Botanical Art Graduate Exhibit
Virtual Exhibit February 15 - March 31, 2021
A marriage of art and science, botanical art immortalizes the plant world. The subject is carefully observed in different stages of growth, then measured, drawn, and painted to capture the plant’s graceful movement or intriguing personality. For this exhibition, each artist chose a theme to capture in five paintings. Themes range from the native buckeye to the joy of cooking with vegetables.
The 10 artists participating in this exhibition are graduates of Filoli’s botanical art certificate program. Students completed over 200 hours of class and homework, then spent an average of a year or more on their final project. While in the program, they worked with numerous instructors and received guidance from Lead Instructor Lee McCaffree.
My final project includes five different species of Brugmansia rendered in watercolor. Brugmansia are toxic members of the deadly nightshade family and have been used for spiritual initiation, divination and black magic. I am interested in their unusual and exotic beauty, which I hope to have conveyed in my paintings.

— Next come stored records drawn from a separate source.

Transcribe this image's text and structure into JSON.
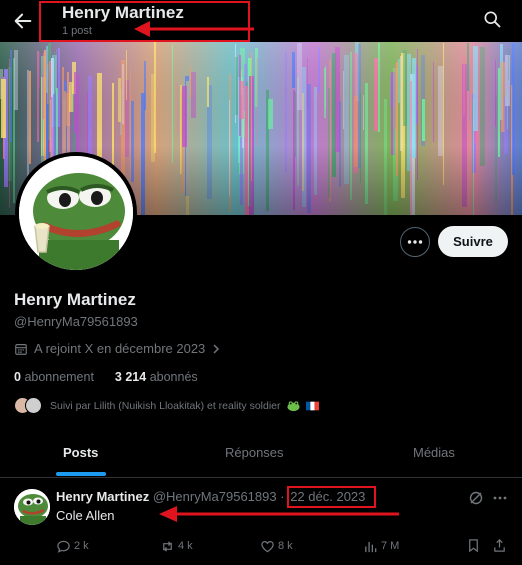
{
  "header": {
    "name": "Henry Martinez",
    "posts_count": "1 post"
  },
  "profile": {
    "name": "Henry Martinez",
    "handle": "@HenryMa79561893",
    "joined": "A rejoint X en décembre 2023",
    "following_count": "0",
    "following_label": "abonnement",
    "followers_count": "3 214",
    "followers_label": "abonnés",
    "followed_by": "Suivi par Lilith (Nuikish Lloakitak) et reality soldier",
    "follow_button": "Suivre"
  },
  "tabs": [
    {
      "label": "Posts"
    },
    {
      "label": "Réponses"
    },
    {
      "label": "Médias"
    }
  ],
  "tweet": {
    "name": "Henry Martinez",
    "handle": "@HenryMa79561893",
    "separator": "·",
    "date": "22 déc. 2023",
    "text": "Cole Allen",
    "replies": "2 k",
    "reposts": "4 k",
    "likes": "8 k",
    "views": "7 M"
  },
  "colors": {
    "accent": "#1d9bf0",
    "annotation": "#e0141e",
    "background": "#000000"
  }
}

Astrid Dao is a botanical illustrator and calligrapher. She learned about botanical drawing through some art classes. She was intrigued by the world of watercolor and how it can beautifully capture the essence of the plants. She is also interested in nature painting and scientific illustration.
I chose the Ranunculaceae as my final project theme for both artistic and practical reasons. This large family of poisonous plants includes a great variety of technically challenging and botanically interesting forms. Many grow well in Northern California, with blooming times scattered throughout the year, and are deer-resistant, too.
Lang Anh Pham
Beauty Beware: The Poisonous Plants in Agatha Christie Novels
I started reading Agatha Christie after I emigrated to the U.S. My first knowledge of Western plants came from her novels – digitalis, belladonna, monkshood – it was a twisted but fascinating introduction to Western flora. I am amazed that some plants can combine in this mysterious way, both beauty and deadliness. It’s the yin and yang of the botanical world.
I choose to depict five fruits of the family Rosaceae, inspired by my love of rambling outdoors and discovering the wide variety that can be found within a single botanical family.